The trails accessible from the Mt. Evans State Wildlife area, about 10 miles west of Evergreen Lake, seem to have a lot going for them: They’re about an hour and a half drive from Denver (about as far as Brainard and RMNP), they’re uncrowded, there aren’t any fees, they’re quiet, scenic and, at well above 9,000 feet, a cool respite from the heat of the city. There’s only one drawback, which is that unless you don’t care about your car’s suspension, or don’t care about adding another hour each way to your hike, you’ll need a 4WD, high-clearance vehicle to navigate the last two miles of road past the first parking lot to the Lost Creek/Captain Mountain trailhead.

We hiked a little of both the Lost Creek trail and Captain Mountain on August 28th.

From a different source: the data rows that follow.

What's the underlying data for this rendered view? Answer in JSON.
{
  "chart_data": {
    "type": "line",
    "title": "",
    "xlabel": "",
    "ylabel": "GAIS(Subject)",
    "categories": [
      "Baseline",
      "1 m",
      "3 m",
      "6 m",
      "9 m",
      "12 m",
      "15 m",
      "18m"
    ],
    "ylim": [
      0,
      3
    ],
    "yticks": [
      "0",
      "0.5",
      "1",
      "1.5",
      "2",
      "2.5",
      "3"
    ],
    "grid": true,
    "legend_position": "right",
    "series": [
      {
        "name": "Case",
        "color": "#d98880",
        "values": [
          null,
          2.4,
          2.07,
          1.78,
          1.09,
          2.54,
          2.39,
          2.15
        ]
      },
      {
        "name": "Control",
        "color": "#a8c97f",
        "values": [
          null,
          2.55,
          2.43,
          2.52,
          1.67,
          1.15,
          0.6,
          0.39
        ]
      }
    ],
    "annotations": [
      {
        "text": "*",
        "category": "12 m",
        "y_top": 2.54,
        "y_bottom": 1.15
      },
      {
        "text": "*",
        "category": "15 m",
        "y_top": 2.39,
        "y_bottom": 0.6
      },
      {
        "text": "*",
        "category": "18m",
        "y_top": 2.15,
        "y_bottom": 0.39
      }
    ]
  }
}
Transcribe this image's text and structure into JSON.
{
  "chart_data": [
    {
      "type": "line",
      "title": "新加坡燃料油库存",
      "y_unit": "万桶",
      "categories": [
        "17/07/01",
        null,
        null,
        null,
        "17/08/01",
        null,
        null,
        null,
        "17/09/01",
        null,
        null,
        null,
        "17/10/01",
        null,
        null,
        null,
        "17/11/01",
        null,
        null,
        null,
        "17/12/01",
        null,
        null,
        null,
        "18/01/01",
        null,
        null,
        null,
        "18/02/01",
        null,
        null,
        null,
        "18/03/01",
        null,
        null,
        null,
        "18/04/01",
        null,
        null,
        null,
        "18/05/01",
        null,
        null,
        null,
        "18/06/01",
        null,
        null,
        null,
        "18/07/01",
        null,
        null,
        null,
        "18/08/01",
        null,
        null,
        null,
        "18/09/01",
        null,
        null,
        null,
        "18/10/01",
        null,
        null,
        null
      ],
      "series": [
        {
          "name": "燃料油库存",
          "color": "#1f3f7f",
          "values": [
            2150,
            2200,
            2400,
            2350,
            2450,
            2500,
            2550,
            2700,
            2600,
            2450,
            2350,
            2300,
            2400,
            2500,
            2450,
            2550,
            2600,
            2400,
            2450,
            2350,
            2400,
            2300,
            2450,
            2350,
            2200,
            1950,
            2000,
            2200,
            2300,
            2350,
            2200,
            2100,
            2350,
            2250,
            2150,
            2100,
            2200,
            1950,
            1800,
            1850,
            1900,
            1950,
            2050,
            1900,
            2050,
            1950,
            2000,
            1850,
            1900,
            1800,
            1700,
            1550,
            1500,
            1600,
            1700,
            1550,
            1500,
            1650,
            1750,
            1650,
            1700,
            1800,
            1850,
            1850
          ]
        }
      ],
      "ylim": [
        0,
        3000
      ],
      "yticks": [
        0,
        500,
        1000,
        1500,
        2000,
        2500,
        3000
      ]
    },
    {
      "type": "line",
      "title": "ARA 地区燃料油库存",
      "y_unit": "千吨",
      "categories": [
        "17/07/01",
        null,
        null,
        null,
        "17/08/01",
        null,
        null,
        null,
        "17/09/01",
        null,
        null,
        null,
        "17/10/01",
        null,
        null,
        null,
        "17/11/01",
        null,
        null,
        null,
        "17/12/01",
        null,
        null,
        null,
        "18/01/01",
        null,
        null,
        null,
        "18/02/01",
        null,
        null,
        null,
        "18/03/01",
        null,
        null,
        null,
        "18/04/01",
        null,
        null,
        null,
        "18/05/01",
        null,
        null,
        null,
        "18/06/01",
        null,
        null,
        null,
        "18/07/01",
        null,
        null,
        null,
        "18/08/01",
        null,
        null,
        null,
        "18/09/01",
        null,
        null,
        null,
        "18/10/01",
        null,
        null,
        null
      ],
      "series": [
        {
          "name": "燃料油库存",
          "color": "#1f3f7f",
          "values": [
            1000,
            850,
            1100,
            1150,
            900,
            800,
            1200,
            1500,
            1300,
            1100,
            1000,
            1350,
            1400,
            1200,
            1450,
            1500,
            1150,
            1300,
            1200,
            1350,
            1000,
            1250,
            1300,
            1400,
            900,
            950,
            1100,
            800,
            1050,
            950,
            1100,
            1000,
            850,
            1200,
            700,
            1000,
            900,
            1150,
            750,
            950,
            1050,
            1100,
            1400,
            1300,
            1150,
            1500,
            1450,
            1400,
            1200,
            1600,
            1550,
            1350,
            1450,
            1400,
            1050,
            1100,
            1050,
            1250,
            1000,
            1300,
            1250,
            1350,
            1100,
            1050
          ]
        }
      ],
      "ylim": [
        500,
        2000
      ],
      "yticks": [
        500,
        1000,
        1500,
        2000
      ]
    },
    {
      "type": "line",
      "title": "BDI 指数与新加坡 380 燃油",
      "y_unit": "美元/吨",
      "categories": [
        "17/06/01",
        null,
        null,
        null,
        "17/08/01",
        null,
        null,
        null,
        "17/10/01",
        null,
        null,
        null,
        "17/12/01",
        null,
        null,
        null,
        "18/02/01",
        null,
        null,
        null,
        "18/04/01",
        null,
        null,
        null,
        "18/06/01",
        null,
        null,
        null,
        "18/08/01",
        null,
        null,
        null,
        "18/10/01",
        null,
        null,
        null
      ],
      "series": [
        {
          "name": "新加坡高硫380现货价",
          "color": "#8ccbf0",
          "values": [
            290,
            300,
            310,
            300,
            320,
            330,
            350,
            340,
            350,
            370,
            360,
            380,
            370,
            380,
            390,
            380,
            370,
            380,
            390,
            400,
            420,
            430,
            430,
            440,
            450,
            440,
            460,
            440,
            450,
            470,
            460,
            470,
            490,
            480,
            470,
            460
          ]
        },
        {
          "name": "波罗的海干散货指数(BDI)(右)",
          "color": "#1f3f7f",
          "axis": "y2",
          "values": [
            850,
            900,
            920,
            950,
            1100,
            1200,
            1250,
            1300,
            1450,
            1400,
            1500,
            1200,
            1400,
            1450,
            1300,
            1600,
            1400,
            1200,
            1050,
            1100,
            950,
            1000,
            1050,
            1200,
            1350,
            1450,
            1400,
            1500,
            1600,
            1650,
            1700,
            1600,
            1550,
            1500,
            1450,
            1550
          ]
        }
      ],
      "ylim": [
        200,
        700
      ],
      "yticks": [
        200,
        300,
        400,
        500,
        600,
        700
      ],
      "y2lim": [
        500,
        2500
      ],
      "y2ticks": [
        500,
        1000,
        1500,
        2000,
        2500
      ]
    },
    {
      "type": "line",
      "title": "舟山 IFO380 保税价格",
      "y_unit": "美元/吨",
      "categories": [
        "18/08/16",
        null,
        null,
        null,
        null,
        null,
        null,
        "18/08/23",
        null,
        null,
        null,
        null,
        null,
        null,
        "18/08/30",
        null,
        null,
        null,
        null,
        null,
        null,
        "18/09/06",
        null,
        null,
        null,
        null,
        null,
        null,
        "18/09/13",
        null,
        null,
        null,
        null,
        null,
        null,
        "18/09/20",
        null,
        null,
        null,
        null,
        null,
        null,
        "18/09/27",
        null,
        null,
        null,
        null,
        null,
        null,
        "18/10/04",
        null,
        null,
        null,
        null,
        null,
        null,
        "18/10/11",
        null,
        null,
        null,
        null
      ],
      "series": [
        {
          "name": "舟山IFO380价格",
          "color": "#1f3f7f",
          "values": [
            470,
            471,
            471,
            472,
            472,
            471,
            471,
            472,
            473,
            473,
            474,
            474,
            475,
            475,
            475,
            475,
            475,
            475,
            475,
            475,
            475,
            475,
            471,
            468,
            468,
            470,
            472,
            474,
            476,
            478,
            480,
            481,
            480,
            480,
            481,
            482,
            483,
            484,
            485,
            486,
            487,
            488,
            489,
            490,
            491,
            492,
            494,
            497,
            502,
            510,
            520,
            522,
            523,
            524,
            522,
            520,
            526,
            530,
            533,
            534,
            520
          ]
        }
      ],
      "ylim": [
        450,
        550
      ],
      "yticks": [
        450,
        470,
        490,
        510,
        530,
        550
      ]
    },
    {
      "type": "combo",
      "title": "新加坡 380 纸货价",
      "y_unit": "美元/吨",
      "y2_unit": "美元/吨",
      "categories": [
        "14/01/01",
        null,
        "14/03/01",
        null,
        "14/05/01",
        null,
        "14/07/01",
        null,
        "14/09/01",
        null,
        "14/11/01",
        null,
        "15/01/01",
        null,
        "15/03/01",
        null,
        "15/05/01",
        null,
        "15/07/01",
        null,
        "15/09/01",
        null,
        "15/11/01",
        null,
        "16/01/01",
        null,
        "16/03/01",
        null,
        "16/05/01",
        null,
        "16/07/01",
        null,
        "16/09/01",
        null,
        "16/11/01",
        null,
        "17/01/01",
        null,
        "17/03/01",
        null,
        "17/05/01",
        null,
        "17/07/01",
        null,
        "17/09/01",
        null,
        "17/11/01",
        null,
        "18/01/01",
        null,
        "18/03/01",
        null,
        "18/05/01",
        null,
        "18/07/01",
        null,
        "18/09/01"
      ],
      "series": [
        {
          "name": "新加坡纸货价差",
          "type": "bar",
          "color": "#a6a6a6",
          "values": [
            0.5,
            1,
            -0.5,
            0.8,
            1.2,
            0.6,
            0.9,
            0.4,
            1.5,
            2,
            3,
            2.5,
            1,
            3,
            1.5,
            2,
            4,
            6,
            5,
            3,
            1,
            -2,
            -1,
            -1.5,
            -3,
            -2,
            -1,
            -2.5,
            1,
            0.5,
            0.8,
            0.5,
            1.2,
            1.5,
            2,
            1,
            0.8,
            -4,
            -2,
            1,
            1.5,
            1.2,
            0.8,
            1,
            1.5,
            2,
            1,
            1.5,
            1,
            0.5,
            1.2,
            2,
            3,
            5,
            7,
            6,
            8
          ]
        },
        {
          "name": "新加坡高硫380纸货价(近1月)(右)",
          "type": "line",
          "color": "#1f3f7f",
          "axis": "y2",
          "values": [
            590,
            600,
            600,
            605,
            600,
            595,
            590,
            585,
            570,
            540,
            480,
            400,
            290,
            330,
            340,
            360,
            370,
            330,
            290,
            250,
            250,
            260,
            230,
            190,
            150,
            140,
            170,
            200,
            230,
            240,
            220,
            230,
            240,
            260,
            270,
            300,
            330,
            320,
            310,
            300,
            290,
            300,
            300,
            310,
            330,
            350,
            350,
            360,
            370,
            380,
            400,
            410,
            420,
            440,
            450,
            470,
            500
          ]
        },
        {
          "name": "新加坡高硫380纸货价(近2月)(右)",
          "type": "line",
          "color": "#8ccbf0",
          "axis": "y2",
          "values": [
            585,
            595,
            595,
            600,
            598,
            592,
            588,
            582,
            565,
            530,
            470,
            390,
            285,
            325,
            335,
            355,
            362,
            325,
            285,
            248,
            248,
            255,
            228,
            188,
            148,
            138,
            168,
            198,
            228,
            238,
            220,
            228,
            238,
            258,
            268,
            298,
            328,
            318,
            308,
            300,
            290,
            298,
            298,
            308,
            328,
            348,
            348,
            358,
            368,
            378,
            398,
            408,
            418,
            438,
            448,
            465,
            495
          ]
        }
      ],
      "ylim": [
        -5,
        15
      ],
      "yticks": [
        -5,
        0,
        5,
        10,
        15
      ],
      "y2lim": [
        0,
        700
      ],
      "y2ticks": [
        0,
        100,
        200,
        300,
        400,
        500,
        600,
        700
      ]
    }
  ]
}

Access to these trails ends after Labor Day, so it’s a short and sweet season for human activity in this beautiful and protected area.

The Lost Creek trail descends rapidly down from the trailhead and then follows Lost Creek for many miles. This time of year it’s a study in abundance. Because this area has gotten regular precipitation, the trail is dark, cakey mud and the vegetation often wraps and clings to your legs on the narrow path. Often the canopy from spruce and aspen is so thick that it creates a Handsel and Gretel ambiance where ripe, red berries of unknown toxicity beckon to be sampled and mushrooms of varying shapes and colors pop their tender heads out from the forest floor.

There were long sections of trail that were bordered by low-growing raspberry bushes, so it was a treat to have a few sweet ripe ones as we enjoyed the sound of the creek nearby. I didn’t eat too many, so that others on the trail could enjoy them as well, not to mention any animals that might be busy foraging in preparation for autumn. In fact, there were so many berries ripening on the trail I couldn’t help but wonder when I’d round the bend and encounter a black bear feasting on the delightful snacks.

One berry didn’t resemble a berry as much as it looked like a bright red grape, and grew from a single stem, like cherry. I found out later, after failing to find the specimen in my field guide, that it could be a clasping-leaved twisted-stalk, or streptopus amplexifolius, which is apparently from the cucumber family and is edible, but has laxative-like properties.

 

Directly to the west of both trails is a majestic view of Mt. Evans and Bierstadt, shrouded on the day I went in half-serious rain clouds and giving the area a boost in scenery. So far from any major freeways and roads, the area is serene and lovely, and perfect for contemplation.